In one of the deadliest nights in Baltimore this summer, four people were killed in homicides -- including three who died within hours of each other yesterday in the city's troubled Eastern District, police said.
In another incident, a man was shot and wounded by a police officer.
The incidents were apparently unrelated, police said.
The deaths marred a period of relative peace on the streets this summer after Commissioner Thomas C. Frazier ordered massive raids in two of the Eastern District's worst neighborhoods that netted dozens of repeat offenders.
"Not too long ago, three homicides on a summer night in this district would not have been all that unusual," said Sgt. Donald Krebs, a district shift supervisor. "But nothing like this has happened all summer -- not since the raids."
In an unwelcome reprise of hot summer nights past, so many of the district's patrol officers were securing crime scenes in the early morning hours yesterday that few were available to answer routine 911 calls, police said.
By last night, homicide detectives who had worked throughout the early morning hours were still in the field and had yet to return to headquarters on Fayette Street to complete their reports, said Detective Sgt. Roger Nolan.
"Most of our guys are still pinned down," he said. "The best information we have at this point is sketchy. It'll probably be Monday before we have the details. We had a really bad night up here."
As word of the killings spread yesterday, City Council members said the violence underscores the fact that the police raids -- in the Middle East neighborhood around Johns Hopkins Hospital and the Midway section of the city near Green Mount Cemetery -- cannot stop the violence completely.
"The rot is still here," said 2nd District Councilman Anthony J. Ambridge. "The raids certainly increased the comfort on the street and curtailed the turf rivalries and drug killings. People are definitely feeling better about the police.
"But we're dealing with deep-rooted problems here that the police can't fix. The lack of jobs. The desperation that some people feel. The housing shortage."
The calls for help in the Eastern District started coming in around 3 a.m. and didn't let up for nearly an hour, said Officer Robert W. Weinhold Jr., a police spokesman.
Officers checking out a report of gunfire in the 2400 block of E. Lafayette Ave. came upon a group of men milling around the intersection of Port Street and Lafayette near the Baltimore Cemetery. One of the officers -- a 40-year-old patrolman with two years' experience -- drew his weapon and fired for reasons that were not known yesterday.

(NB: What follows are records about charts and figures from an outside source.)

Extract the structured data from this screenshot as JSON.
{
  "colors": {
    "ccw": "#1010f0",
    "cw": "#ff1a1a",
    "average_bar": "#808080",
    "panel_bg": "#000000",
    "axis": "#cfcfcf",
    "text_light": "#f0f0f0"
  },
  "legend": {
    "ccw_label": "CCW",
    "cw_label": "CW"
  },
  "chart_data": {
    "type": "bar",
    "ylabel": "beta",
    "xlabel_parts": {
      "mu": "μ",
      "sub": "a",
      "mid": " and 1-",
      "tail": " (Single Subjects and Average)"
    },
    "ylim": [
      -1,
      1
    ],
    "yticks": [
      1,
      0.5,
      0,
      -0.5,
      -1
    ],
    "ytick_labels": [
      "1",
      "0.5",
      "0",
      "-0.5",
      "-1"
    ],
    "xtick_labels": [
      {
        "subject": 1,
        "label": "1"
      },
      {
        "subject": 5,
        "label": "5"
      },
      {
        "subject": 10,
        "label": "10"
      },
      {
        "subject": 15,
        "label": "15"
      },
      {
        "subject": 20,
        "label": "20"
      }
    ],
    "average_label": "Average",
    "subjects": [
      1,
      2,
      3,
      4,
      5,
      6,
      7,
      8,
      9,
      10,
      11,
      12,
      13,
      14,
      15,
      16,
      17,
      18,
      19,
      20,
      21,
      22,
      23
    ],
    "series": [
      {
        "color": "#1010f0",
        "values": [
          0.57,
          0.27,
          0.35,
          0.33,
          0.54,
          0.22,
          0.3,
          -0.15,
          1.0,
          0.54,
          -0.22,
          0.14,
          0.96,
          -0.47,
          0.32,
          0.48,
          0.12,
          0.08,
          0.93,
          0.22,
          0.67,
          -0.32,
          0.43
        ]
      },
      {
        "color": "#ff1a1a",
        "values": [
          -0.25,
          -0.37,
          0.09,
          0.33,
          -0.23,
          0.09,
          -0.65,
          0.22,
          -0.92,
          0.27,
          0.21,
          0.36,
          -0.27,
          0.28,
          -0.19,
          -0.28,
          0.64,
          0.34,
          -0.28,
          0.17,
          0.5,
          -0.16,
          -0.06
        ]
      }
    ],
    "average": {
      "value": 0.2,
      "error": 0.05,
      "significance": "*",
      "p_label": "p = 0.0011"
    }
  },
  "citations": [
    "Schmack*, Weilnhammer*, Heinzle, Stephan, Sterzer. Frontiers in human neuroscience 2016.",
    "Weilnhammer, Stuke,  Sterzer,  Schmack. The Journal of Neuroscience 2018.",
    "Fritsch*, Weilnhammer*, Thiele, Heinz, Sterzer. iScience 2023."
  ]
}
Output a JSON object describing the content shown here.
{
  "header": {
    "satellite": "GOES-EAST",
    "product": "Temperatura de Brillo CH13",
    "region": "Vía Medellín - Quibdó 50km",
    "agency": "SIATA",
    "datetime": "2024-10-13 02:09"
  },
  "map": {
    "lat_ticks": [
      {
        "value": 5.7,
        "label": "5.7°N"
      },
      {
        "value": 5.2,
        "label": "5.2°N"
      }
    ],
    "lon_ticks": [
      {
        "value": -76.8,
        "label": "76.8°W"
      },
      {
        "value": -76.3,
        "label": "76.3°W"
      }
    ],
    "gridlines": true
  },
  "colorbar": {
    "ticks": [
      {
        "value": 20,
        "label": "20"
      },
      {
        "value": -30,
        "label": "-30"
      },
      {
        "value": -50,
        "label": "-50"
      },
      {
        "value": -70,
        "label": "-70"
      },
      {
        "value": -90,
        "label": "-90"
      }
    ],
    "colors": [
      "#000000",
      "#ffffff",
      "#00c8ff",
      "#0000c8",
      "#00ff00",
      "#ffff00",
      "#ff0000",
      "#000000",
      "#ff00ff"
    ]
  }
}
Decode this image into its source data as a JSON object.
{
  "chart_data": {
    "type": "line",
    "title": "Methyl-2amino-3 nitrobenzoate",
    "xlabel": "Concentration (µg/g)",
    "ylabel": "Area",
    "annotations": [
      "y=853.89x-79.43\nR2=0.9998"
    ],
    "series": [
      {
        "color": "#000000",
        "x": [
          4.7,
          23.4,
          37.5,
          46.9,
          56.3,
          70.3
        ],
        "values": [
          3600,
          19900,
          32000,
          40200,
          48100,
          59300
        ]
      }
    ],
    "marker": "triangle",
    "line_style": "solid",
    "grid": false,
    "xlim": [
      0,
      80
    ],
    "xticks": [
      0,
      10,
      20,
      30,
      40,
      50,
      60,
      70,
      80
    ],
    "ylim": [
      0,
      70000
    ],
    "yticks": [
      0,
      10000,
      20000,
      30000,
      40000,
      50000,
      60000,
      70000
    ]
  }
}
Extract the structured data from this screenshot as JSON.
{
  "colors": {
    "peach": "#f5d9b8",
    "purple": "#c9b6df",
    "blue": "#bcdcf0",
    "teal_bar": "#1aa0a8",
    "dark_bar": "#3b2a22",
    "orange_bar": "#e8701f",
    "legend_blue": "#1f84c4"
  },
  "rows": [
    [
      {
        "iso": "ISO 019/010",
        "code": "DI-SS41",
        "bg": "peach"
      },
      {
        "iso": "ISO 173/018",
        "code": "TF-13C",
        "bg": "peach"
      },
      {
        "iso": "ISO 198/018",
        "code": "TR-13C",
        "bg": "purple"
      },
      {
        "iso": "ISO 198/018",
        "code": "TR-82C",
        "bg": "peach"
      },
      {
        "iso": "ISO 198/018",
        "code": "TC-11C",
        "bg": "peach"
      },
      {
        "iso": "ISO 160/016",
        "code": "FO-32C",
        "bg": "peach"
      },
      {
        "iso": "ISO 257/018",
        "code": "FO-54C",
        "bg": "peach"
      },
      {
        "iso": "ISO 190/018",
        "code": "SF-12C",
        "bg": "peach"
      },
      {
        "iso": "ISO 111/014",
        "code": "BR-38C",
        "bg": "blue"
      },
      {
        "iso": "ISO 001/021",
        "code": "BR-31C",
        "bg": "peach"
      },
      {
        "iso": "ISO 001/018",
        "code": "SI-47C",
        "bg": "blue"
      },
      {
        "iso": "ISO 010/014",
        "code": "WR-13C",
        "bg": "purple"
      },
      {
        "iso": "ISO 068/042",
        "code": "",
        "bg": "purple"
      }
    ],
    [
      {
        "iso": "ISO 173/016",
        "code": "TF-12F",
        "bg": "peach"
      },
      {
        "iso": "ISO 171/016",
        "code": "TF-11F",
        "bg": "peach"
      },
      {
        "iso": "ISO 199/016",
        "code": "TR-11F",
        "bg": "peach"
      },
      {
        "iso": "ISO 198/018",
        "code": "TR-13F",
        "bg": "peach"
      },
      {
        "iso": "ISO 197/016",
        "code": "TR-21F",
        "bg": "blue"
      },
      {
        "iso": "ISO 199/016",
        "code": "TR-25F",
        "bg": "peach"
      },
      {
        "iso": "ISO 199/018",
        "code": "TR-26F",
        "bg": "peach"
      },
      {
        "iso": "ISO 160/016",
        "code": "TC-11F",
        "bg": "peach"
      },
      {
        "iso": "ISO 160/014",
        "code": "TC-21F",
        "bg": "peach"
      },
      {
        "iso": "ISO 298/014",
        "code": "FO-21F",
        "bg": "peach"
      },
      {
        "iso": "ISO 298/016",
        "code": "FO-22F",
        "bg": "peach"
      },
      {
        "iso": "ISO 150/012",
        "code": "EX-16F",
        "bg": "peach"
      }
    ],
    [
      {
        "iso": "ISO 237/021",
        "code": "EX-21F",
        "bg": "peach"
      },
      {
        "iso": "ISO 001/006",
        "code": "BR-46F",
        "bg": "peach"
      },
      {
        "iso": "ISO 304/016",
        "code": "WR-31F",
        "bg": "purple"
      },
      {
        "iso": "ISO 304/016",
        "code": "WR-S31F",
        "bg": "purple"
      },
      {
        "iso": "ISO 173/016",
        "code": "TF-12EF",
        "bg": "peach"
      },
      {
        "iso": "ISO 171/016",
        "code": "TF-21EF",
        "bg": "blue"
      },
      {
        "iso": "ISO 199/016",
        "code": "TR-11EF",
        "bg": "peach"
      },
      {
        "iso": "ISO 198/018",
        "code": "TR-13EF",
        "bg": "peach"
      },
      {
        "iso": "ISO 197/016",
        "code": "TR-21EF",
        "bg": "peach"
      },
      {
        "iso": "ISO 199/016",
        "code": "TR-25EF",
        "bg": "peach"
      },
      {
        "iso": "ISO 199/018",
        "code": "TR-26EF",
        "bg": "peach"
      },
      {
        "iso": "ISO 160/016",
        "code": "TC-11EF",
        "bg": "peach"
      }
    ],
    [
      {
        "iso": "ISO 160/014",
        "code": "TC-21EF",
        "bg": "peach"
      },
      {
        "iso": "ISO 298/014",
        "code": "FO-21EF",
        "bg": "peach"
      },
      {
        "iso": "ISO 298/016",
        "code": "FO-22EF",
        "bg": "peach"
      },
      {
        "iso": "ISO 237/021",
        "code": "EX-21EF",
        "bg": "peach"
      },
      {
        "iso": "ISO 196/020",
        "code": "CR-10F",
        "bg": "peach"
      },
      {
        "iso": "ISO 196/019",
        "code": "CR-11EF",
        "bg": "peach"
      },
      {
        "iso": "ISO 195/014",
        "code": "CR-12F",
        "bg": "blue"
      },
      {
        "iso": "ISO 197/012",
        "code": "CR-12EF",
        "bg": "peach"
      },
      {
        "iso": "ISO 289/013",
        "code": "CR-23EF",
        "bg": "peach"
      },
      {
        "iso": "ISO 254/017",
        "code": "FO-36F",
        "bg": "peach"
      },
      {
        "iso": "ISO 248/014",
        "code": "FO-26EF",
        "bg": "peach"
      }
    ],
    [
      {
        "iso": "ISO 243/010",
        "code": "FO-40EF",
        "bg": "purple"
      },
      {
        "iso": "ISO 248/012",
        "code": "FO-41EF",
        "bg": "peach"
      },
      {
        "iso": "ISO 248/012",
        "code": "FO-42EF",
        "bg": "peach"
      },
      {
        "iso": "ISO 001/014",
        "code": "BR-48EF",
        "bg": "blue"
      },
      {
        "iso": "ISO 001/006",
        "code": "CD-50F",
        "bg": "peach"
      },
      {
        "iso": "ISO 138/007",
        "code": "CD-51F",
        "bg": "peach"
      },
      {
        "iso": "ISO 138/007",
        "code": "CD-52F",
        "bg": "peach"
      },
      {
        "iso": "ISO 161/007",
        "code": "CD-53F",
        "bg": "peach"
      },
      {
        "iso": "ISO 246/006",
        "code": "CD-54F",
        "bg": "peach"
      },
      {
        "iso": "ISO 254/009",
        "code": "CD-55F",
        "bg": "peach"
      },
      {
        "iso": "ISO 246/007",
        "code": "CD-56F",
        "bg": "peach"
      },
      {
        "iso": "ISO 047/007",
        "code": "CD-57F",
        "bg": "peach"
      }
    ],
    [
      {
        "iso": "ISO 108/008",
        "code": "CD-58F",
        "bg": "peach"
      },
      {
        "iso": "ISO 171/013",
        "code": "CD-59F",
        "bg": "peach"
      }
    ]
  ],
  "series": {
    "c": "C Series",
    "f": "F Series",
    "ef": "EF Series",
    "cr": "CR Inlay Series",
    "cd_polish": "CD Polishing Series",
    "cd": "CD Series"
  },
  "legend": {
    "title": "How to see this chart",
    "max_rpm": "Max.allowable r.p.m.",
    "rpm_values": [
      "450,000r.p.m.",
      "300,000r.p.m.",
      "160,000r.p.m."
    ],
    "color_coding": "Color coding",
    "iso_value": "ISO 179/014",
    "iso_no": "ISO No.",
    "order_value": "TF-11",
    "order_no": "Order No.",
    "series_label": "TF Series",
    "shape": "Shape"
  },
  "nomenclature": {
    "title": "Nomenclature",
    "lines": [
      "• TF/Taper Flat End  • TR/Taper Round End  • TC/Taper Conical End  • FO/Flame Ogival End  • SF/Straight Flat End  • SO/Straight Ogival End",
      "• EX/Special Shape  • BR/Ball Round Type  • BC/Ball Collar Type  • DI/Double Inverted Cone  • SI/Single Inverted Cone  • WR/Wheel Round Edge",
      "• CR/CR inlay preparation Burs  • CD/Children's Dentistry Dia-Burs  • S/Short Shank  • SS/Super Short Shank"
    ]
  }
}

One of the men was wounded in the right wrist. He was treated at Church Hospital and released, Officer Weinhold said.
The wounded man's identity was not available.
As police radios crackled with news of the shooting near the cemetery, officers flooding into the area came upon the body of an unidentified man in the 2400 block of E. Lanvale St.
An hour later, police dispatched to a suspected domestic dispute found Donnell Reginald Haley, 25, on the second floor of a house in the 800 block of Abbott Court, bleeding from multiple gunshots to the chest and stomach, Officer Weinhold said.
Police said that Mr. Haley, who lived in the 4900 block of Crenshaw Ave., was visiting his girlfriend when her ex-boyfriend climbed through a window and opened fire with a semiautomatic pistol.
Mr. Haley died of his wounds at Johns Hopkins Hospital. Police withheld the name of the suspect, who was being sought last night, Officer Weinhold said.
Four hours later, about 8:30 a.m., police found the body of another unidentified man in the 300 block of E. Lanvale St. -- another apparent homicide victim, police said.
Late Saturday, police in the Western District responding to a report of gunshots in the 1600 block of Bakbury Court found the body of Antoinette Louise Wilson, 24, lying in the street -- the victim of a possible robbery attempt.
Police said a teen-age gunman approached Ms. Wilson, who lived in the 2100 block of Callow Ave., punched her in the face, pulled a semiautomatic pistol and shot her repeatedly when she fought back. She was pronounced dead at the scene shortly before midnight.
Col. Ronald L. Daniel, commander of the Criminal Investigation Division, said last night that the rush of killings does not appear to bear any "sudden mad pattern" that typified the tit-for-tat drug murders of the past in the Eastern District.
"If people are looking for consolation, that's all I can give them," he said. "These crimes at least appear to be unrelated and more of an unpredictable nature. I don't think they are representative of the kinds of chronic problems we were seeing before the raids.
"The bigger question behind these kind of situations is what is going to be our strategy for dealing with the problems at the root of it all. The solution has to involve more than just police and courts and jails."
Contacted at home, City Council Vice President Vera P. Hall somberly received the news of yet another night of murder in Baltimore.
"It's all interconnected," she said. "I think we are going to see these outbursts in violence until we have more people productively employed."